The proffer signed by Blackwater employee Jeremy Ridgeway, the 6th guard, is up at Smoking Gun. It is written with all kinds of inflammatory language that the prosecutors are going to use to say there were no reasons for weapons to have been fired. I read the whole thing and it really isn't much of a smoking gun.
The biggest problem for the other defendants is that their Bravo Falcon said he heard no incoming fire before hearing another convoy member open up on a white KIA that was coming close and moving slow. He saw the guy hitting the car and began to do so himself. The proffer offers a ridiculous explanation then saying he should have known there were other options available than simply joining in suppressing a perceived threat. They state that a "reasonable" person would have attempted to see if the vehicle showed any of the classic signs of a VBIED i.e. Guy driving with a scarf on chanting to himself. That is foolish given that the vehicle is already being engaged. Somebody perceived a threat and anyone interested in staying alive at that point has better things to do than try to read the driver's freakin' lips.

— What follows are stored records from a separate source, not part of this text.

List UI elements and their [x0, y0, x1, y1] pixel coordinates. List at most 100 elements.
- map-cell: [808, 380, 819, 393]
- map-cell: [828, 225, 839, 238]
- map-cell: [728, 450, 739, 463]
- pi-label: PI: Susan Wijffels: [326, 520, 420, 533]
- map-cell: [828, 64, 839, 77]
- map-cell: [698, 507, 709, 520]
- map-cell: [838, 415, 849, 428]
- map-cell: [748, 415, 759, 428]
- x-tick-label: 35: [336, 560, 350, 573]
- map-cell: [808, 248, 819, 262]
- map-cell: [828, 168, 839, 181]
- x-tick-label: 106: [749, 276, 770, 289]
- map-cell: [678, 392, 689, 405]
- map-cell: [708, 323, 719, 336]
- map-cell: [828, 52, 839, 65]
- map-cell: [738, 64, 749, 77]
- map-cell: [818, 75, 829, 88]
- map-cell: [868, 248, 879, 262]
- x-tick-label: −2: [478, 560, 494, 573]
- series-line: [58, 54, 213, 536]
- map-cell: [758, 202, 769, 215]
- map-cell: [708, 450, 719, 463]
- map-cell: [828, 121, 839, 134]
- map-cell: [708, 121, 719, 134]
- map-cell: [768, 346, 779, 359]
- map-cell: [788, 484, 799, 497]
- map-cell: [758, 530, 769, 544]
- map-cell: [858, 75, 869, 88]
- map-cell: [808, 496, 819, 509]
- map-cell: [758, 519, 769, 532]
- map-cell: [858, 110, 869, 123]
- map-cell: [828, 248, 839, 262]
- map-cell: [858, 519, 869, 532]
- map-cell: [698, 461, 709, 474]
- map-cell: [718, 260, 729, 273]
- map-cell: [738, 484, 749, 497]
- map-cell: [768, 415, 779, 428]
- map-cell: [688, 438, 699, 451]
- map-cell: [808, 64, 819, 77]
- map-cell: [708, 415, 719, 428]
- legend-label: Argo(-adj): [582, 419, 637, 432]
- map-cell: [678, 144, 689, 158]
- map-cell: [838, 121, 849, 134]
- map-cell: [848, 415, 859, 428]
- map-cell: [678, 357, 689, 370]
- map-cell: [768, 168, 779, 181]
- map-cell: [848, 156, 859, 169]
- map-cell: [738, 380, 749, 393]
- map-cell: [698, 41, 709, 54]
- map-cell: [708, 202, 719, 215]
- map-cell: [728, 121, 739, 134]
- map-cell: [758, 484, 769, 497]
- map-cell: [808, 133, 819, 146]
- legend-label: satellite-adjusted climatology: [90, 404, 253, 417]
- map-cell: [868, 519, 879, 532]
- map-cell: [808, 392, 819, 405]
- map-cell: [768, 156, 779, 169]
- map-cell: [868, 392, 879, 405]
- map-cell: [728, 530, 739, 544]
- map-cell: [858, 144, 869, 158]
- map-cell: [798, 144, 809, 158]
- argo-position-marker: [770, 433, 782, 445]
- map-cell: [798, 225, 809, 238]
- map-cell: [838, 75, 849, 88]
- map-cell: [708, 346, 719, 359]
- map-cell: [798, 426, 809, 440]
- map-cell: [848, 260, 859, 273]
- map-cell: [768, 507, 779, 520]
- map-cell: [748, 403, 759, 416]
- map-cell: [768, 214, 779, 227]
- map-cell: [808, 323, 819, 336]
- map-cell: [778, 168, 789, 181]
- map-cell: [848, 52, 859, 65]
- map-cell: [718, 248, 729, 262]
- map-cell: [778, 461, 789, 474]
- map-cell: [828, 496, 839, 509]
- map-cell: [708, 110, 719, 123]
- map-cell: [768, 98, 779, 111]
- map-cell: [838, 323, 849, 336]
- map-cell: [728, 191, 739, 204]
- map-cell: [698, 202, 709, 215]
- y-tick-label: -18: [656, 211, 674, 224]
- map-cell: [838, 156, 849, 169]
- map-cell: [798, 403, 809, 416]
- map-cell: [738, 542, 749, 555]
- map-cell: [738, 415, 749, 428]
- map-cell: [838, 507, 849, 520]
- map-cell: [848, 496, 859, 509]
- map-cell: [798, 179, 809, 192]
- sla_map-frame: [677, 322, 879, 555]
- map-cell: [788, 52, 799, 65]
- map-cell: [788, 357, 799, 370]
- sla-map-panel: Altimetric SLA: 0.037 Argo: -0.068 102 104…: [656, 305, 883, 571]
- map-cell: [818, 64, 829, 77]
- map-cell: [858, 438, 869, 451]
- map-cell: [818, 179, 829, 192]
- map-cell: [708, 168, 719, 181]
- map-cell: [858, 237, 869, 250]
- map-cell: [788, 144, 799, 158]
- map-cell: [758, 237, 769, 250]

Other than the initial admission that he heard no incoming fire before the other guard opened up, there is nothing damaging in the statement. It made me wonder why the guy copped to it. Once bullets start flying nobody really knows what is going on, and this document pretends like that isn't true. Urban combat is inherently confused and chaotic, and while it is absolutely correct to require that responses be proportional and proper, it's folly to state that someone in the middle of a gunfight can tell who and where everybody is.
I have yet to hear if there is any physical evidence of incoming fire, or if the entire rationale for the shooting is the slow and close approach of the white KIA. If there is, everything changes, if not then the question is whether the guard who first shot at the white KIA honestly and reasonably believed the car was a bomb. If he did, then the initial shooting is justified. The rest of the actions as they sought, in their minds, to break contact were a continuation of that same belief bolstered by the sound of automatic gunfire (even if it was only theirs).
The case has many procedural difficulties, the primary being the law they are charged under does not apply to them, only to DoD contractors and military personnel and they are clearly State Department contractors. That alone should torpedo this, and regardless of the guilt or innocence of these men, using this law is a travesty.
TSO points out something I missed the first time through.
Did you read the second and third lines of page 2? What the shit is this?
“were employed by theoutside the US as defined by 18 USC 3267(1)”…
What a complete crock of shit. When did DoS become the Armed Forces?
He adds the relevant Code
(1) The term “employed by the outside the United States” means—
(ii) a contractor (including a subcontractor at any tier) of—
So unless the State Department is a subordinate unit of DoD, or they have subordinated their mission to DoD's then Blackwater employees definitely do not fall under this description. This is a case of the prosecutors attempting to steal a march by making their own incorrect finding that they were members of the Armed Forces. If say a Department of Energy contractor was sent along with a military team to help recover a nuke and he has a shoot out, that might fit this definition, but BW's guys absolutely not. The prosecutors also claim that since the military would have to guard the diplomats if BW didn't then they are performing a military function. BS again, State does not want military guards specifically to avoid being dependent on DoD. If it wasn't BW it would be GS civilians not soldiers.